<strong>Here’s hoping:</strong> Dr. Aaron Belkin of UCSB’s Palm Center says that possible changes to the U.S. military’s “Don’t Ask, Don’t Tell” policy “may have a real impact on the daily lives of gay, lesbian, and bisexual military members.”

The testimony of UCSB scholar Aaron Belkin was cited in federal judge Virginia Phillips’s 85-page ruling last week that the military’s “don’t ask, don’t tell” policy regarding gays in the armed forces is unconstitutional. Phillips also issued a restraining order barring the military from further enforcing this policy.

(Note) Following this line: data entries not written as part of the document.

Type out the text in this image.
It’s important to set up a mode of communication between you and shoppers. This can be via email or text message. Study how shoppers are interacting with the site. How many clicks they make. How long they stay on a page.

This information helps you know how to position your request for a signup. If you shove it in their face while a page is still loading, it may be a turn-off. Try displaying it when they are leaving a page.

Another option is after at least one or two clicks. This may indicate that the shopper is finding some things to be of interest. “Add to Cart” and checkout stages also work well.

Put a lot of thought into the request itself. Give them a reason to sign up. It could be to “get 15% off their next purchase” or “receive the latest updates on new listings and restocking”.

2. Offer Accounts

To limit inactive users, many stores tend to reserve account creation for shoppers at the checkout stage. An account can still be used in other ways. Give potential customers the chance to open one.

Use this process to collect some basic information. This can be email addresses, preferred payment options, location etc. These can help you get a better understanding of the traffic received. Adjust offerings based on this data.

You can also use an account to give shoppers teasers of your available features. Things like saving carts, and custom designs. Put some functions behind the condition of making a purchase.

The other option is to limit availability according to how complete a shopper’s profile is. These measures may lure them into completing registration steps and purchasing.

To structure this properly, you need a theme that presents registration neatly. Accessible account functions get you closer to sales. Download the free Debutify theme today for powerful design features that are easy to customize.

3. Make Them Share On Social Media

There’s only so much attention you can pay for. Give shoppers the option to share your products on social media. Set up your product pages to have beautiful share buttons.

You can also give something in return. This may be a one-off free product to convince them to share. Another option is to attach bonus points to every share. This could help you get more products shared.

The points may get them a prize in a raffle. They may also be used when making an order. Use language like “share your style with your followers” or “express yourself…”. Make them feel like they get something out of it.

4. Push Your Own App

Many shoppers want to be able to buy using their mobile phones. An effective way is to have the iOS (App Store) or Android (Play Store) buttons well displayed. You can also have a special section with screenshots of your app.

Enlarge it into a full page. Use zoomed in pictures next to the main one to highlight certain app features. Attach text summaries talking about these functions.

Belkin, who runs the Palm Center — a think tank specializing in studying the treatment of sexual minorities in the military — testified at the trial that took place this August in Riverside. In addition, Phillips cited the scholarship of Nathaniel Frank, who, until earlier this year, also worked with the Palm Center. The lawsuit, initiated by the Log Cabin Republicans, is the first constitutional challenge leveled against “don’t ask, don’t tell” to succeed. Belkin and Frank testified as legally recognized experts, in support of the Log Cabin legal claims that “don’t ask, don’t tell” imposes an illegal burden on gay and lesbian servicemen and -women, while failing to deliver the social or mission cohesion claimed by its supporters. The policy was adopted in 1991 on the theory that openly gay service members would prove corrosive to group cohesion and combat readiness.

The judge concluded that the policy alienated otherwise exemplary members of the armed service from their comrades by subjecting them to expulsion if they spoke about their private lives. She also noted that, at a time when their services were urgently needed, the military denied itself the services of qualified specialists — Arab language linguists, in particular — because of the policy. Conversely, she observed that the military often overlooked the fact that certain soldiers were gay until their tour of combat duty was about to expire; only then, she said, would expulsion proceedings be initiated. Since 1991, 13,000 individuals have been expelled from the armed services under “don’t ask, don’t tell.”